- CABOCHE, s. f. Tête,—dans l'argot du peuple, qui s'éloigne bien du κεφαλη [grec: kephalê] grec et du caput latin, mais ne s'éloigne pas du tout de la tradition: «D'autant plus qu'il n'avoit pas beaucoup de cervelle en sa caboche,»—disent les Nuits de Straparole.

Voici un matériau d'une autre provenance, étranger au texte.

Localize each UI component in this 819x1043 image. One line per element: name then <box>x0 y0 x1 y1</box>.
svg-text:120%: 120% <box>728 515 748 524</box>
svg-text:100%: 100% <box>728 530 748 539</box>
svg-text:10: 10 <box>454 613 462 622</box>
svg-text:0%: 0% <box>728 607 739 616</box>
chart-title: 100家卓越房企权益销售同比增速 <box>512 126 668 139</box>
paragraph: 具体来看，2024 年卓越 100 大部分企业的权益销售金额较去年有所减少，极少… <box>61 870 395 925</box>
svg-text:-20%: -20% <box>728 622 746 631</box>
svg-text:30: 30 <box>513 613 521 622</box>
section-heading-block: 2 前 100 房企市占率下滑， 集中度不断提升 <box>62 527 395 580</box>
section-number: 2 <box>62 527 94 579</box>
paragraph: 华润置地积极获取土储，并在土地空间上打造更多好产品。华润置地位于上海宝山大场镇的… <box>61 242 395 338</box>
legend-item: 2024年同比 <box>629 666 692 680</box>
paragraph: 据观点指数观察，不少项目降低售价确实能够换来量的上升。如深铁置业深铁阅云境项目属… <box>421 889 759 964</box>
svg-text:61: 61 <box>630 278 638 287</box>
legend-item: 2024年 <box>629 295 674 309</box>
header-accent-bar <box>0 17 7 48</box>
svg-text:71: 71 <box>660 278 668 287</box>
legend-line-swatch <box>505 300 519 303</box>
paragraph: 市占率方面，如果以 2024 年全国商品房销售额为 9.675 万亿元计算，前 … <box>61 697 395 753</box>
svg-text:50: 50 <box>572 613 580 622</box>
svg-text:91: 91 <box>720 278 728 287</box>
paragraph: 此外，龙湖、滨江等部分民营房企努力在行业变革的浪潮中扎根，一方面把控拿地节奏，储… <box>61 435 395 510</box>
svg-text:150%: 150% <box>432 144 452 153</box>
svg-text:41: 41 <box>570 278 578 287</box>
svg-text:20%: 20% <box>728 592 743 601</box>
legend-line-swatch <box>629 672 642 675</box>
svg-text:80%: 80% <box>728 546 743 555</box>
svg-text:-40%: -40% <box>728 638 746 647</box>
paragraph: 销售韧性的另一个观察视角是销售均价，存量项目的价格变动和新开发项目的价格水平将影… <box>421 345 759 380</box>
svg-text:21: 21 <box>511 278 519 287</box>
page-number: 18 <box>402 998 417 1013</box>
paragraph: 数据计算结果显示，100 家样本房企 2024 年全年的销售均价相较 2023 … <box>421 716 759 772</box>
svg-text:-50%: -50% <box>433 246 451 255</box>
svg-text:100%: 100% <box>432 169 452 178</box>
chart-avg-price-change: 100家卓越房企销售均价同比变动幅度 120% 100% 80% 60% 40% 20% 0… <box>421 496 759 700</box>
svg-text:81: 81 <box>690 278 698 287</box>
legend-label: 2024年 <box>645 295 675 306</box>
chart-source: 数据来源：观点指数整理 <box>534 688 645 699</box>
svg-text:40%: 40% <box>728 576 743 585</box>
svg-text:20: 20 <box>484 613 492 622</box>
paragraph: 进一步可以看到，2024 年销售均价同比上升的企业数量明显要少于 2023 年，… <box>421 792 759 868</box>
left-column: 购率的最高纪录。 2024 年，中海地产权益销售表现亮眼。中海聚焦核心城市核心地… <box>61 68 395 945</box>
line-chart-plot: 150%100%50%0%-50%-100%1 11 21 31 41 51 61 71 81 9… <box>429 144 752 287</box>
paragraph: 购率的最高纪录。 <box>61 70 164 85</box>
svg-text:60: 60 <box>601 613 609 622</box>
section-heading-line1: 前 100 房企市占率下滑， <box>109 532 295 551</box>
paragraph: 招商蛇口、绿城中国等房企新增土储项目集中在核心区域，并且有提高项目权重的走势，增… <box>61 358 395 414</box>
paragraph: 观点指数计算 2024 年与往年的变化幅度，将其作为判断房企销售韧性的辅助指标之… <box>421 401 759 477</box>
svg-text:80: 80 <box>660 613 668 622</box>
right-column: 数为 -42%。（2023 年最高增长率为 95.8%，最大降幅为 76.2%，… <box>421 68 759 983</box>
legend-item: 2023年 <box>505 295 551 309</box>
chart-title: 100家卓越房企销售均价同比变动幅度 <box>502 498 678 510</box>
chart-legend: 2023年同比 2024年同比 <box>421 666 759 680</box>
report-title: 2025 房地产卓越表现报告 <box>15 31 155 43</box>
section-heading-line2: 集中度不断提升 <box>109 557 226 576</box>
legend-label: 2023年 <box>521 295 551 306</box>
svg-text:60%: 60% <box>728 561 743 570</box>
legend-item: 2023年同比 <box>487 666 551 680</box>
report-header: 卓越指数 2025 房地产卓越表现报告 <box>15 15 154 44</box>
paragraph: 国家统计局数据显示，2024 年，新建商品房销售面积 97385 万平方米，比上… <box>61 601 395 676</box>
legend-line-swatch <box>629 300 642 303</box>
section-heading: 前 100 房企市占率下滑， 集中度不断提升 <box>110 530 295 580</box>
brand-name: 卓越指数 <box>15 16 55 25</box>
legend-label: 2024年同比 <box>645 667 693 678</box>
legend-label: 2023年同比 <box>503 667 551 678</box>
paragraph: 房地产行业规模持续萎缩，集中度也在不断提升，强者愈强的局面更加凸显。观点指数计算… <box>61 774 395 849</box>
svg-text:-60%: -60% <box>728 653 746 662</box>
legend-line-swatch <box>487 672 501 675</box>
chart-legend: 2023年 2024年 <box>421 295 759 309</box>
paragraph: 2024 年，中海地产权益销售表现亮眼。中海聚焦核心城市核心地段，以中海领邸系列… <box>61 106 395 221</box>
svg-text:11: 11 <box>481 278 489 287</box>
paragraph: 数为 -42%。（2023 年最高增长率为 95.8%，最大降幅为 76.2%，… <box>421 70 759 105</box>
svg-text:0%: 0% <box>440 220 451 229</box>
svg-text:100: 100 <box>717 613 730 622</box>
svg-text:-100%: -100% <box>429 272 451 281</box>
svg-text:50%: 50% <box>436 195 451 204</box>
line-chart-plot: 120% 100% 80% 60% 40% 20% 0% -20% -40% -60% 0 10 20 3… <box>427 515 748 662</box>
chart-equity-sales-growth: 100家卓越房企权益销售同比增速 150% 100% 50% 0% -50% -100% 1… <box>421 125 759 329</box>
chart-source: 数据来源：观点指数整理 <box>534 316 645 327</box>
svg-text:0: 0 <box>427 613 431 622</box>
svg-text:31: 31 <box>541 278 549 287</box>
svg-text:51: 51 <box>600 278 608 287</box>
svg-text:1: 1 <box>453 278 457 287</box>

«Biau sire, laissiés me caboche,
Par la char Dieu, c'est villenie!»
disent les poésies d'Eustache Deschamps.
On dit aussi Cabosse.
- CABOCHON, s. m. Coup reçu sur la tête, ou sur toute autre partie du corps.
- CABOTIN, s. m. Mauvais acteur,—le Rapin du Théâtre, comme le Rapin est le Cabotin de la Peinture.
- CABOTINAGE, s. m. Le stage de comédien, qui doit commencer par être sifflé sur les théâtres de toutes les villes de France, avant d'être applaudi à Paris.
- CABOTINE, s. f. Drôlesse qui fait les planches au lieu de faire le trottoir.
- CABOTINER, v. n. Aller de théâtre en théâtre et n'être engagé nulle part.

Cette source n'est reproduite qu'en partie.